Trade-offs of nest relocation in hawksbill turtles: effects on hatching success and hatchling performance

Nest relocation is widely used to safeguard sea turtle clutches from inundation, predation, and human disturbance, yet the consequences for hatchling quality remain uncertain, particularly under extreme thermal regimes such as those of the Arabian Gulf. The present study evaluated whether incubation method influences both hatching success and hatchling morphological and locomotor traits in hawksbill turtles (Eretmochelys imbricata) nesting in Qatar by comparing three strategies: in situ, ex situ (relocated to protected hatcheries), and split-clutch (relocated and divided evenly between two nests), without direct measurement or experimental control of nest temperatures. Ex situ relocation significantly increased hatching success relative to in situ nests, while split-clutch achieved the highest success overall. However, ex situ hatchlings showed reduced physical performance and smaller flipper width compared to in situ hatchlings, suggesting potential performance trade-offs associated with full relocation.
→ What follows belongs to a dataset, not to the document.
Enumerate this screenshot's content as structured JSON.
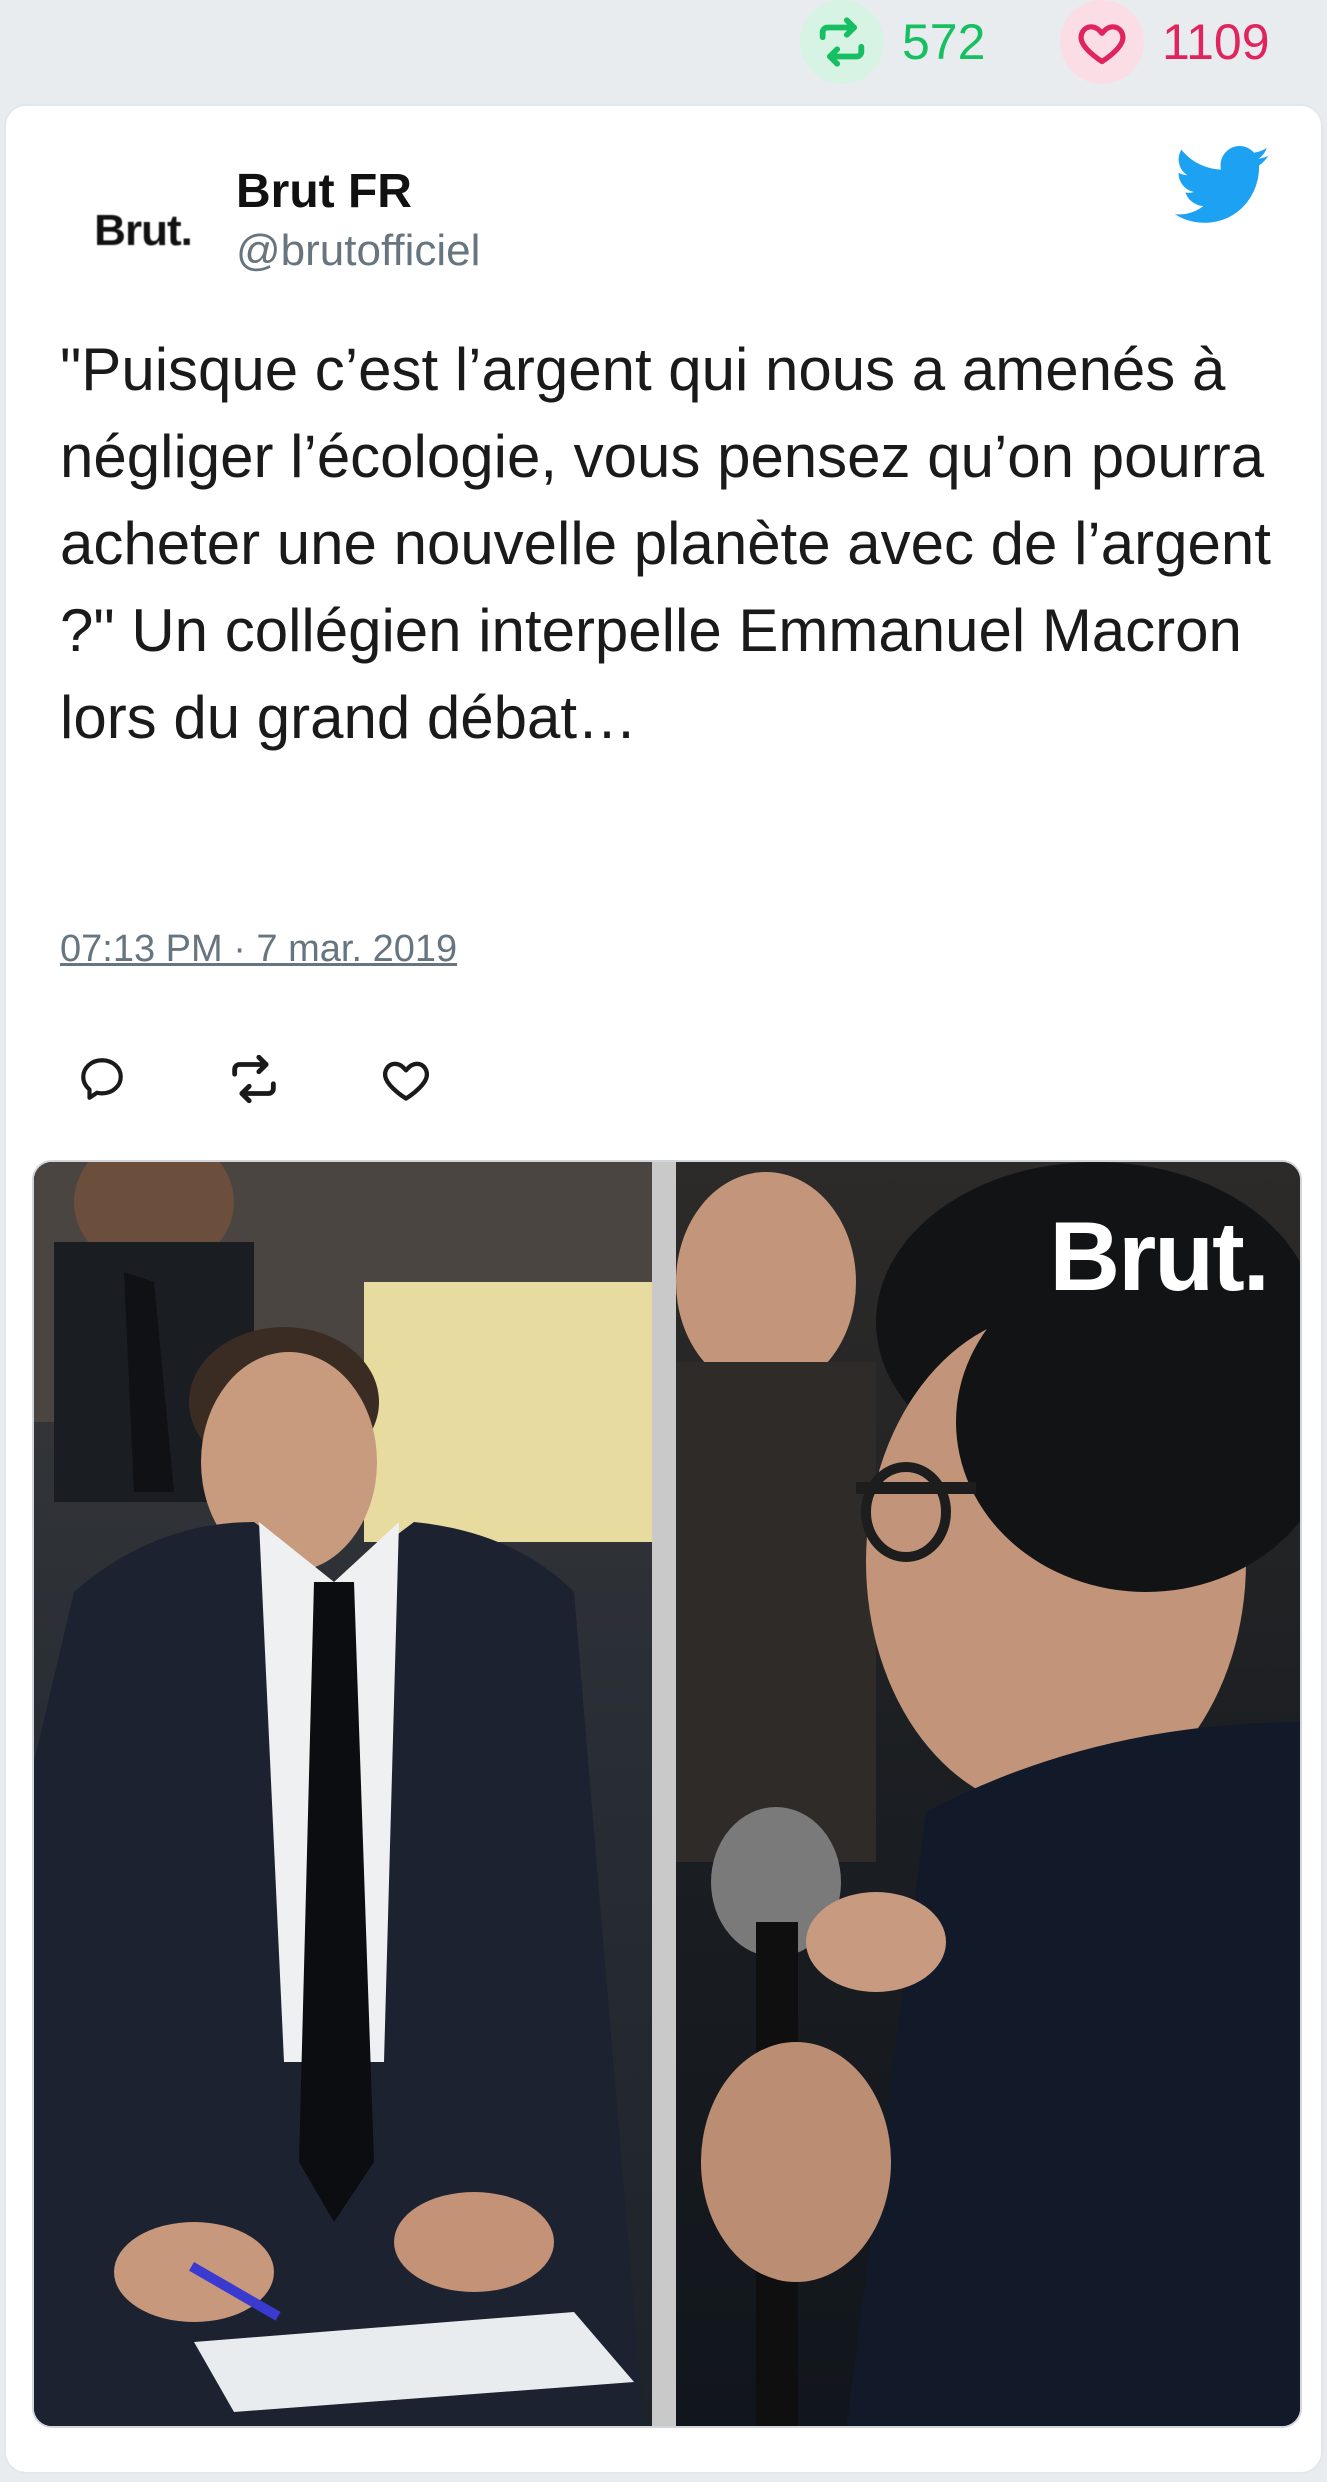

In contrast, split-clutch hatchlings performed comparably to in situ hatchlings across performance traits, suggesting that this strategy may reduce some performance trade-offs associated with ex situ incubation, although these findings should be interpreted cautiously given the limited split-clutch sample size. Our results highlight a management trade-off where ex situ relocation boosts output but may depress early-life performance metrics, whereas split-clutch incubation can deliver high hatching success while maintaining hatchling quality. These findings suggest that split-clutch incubation warrants further evaluation as a targeted, site-specific management tool, coupled with continued monitoring of nest thermal profiles and post-emergence performance. These findings provide useful insights for coastal managers seeking to optimize reproductive output and hatchling viability under intensifying climate and human pressures.